In this document an inference request is the model name, model version, and input tensors (name, shape, datatype and tensor data) that make up a request submitted to Triton. An inference result is the output tensors (name, shape, datatype and tensor data) produced by an inference execution. The response cache is used by Triton to hold inference results generated for previous executed inference requests. Triton will maintain the response cache so that inference requests that hit in the cache will not need to execute a model to produce results and will instead extract their results from the cache. For some use cases this can significantly reduce the inference request latency.

Triton accesses the response cache with a hash of the inference request that includes the model name, model version and model inputs. If the hash is found in the cache, the corresponding inference result is extracted from the cache and used for the request. When this happens there is no need for Triton to execute the model to produce the inference result. If the hash is not found in the cache, Triton executes the model to produce the inference result, and then records that result in the cache so that subsequent inference requests can (re)use those results.

Usage#

The response cache is enabled by setting a non-zero size (in bytes) when Triton is launched using the --response-cache-byte-size flag. This flag defaults to 0 (zero).

Note

The response cache initialization may fail for very small values of --response-cache-byte-size (ex: less than 1024 bytes) due to internal memory management requirements. If you encounter an initialization error for a relatively small cache size, try increasing it.

Similarly, the size is upper bounded by the available RAM on the system. If you encounter an initial allocation error for a very large cache size setting, try decreasing it.

When non-zero, Triton allocates the requested size in CPU memory and shares the cache across all inference requests and across all models. For a given model to use response caching, the model must enable response caching in the model configuration. By default, no model uses response caching even if the response cache is enabled with the --response-cache-byte-size flag. For more information on enabling the response cache for each model, see the model configuration docs.

Replacement Policy#

The response cache is a fixed-size resource, as a result it must be managed by a replacement policy when the number of cacheable responses exceeds the capacity of the cache. Currently, the cache only implements a least-recently-used (LRU) replacement policy which will automatically evict one or more LRU entries to make room for new entries.

Performance#

The response cache is intended to be used for use cases where a significant number of duplicate requests (cache hits) are expected and therefore would benefit from caching. The term “significant” here is subjective to the use case, but a simple interpretation would be to consider the proportion of expected cache hits/misses, as well as the average time spend computing a response.

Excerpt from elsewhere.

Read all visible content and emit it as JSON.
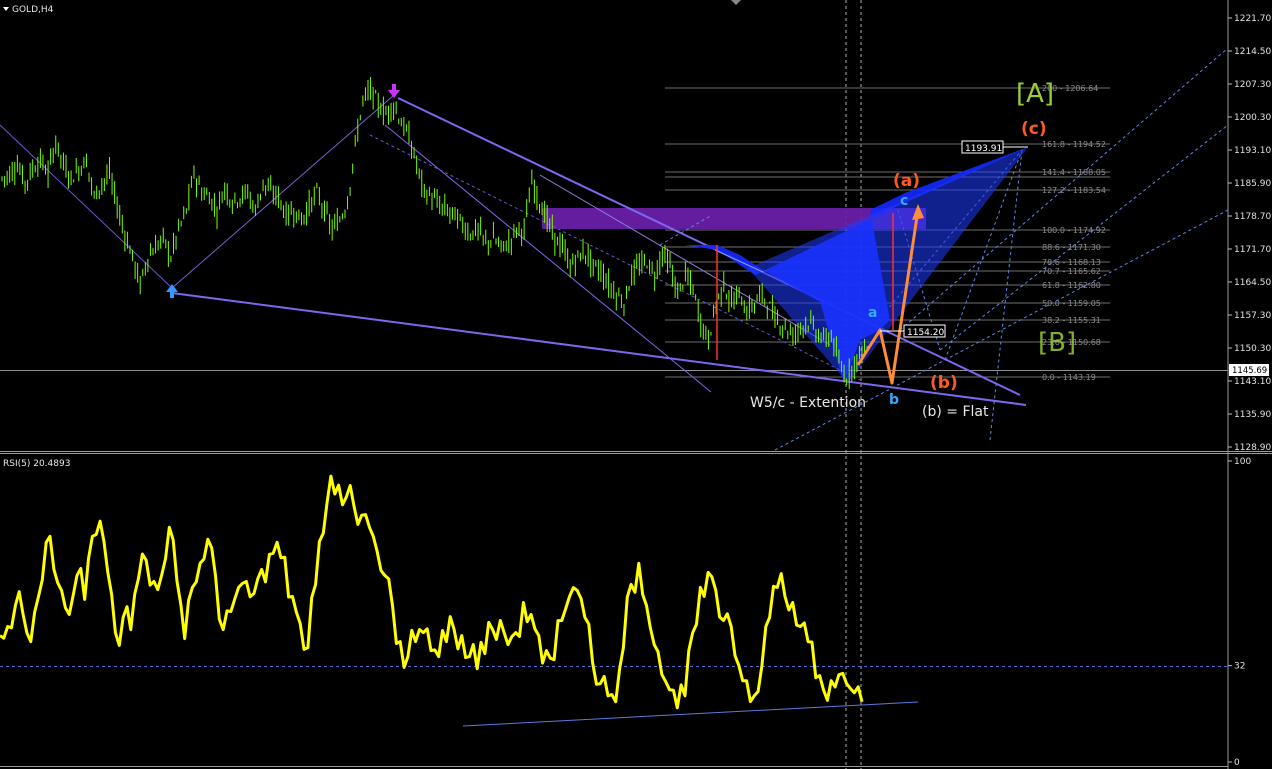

For cases where cache hits are common and computation is expensive, the cache can significantly improve overall performance.

For cases where all or most requests are unique (cache misses), the cache may negatively impact the overall performance due to the overhead of managing the cache.

Known Limitations#

  • Only input tensors located in CPU memory will be hashable for accessing the cache. If an inference request contains input tensors not in CPU memory, the request will not be hashed and therefore the response will not be cached.

  • Only responses with all output tensors located in CPU memory will be eligible for caching. If any output tensor in a response is not located in CPU memory, the response will not be cached.

  • The cache is accessed using only the inference request hash. As a result, if two different inference requests generate the same hash (a hash collision), then Triton may incorrectly use the cached result for an inference request. The hash is a 64-bit value so the likelihood of collision is small.

  • Only successful inference requests will have their responses cached. If a request fails or returns an error during inference, its response will not be cached.

  • Only requests going through the Default Scheduler or Dynamic Batch Scheduler are eligible for caching. The Sequence Batcher does not currently support response caching.

  • The response cache does not currently support decoupled models.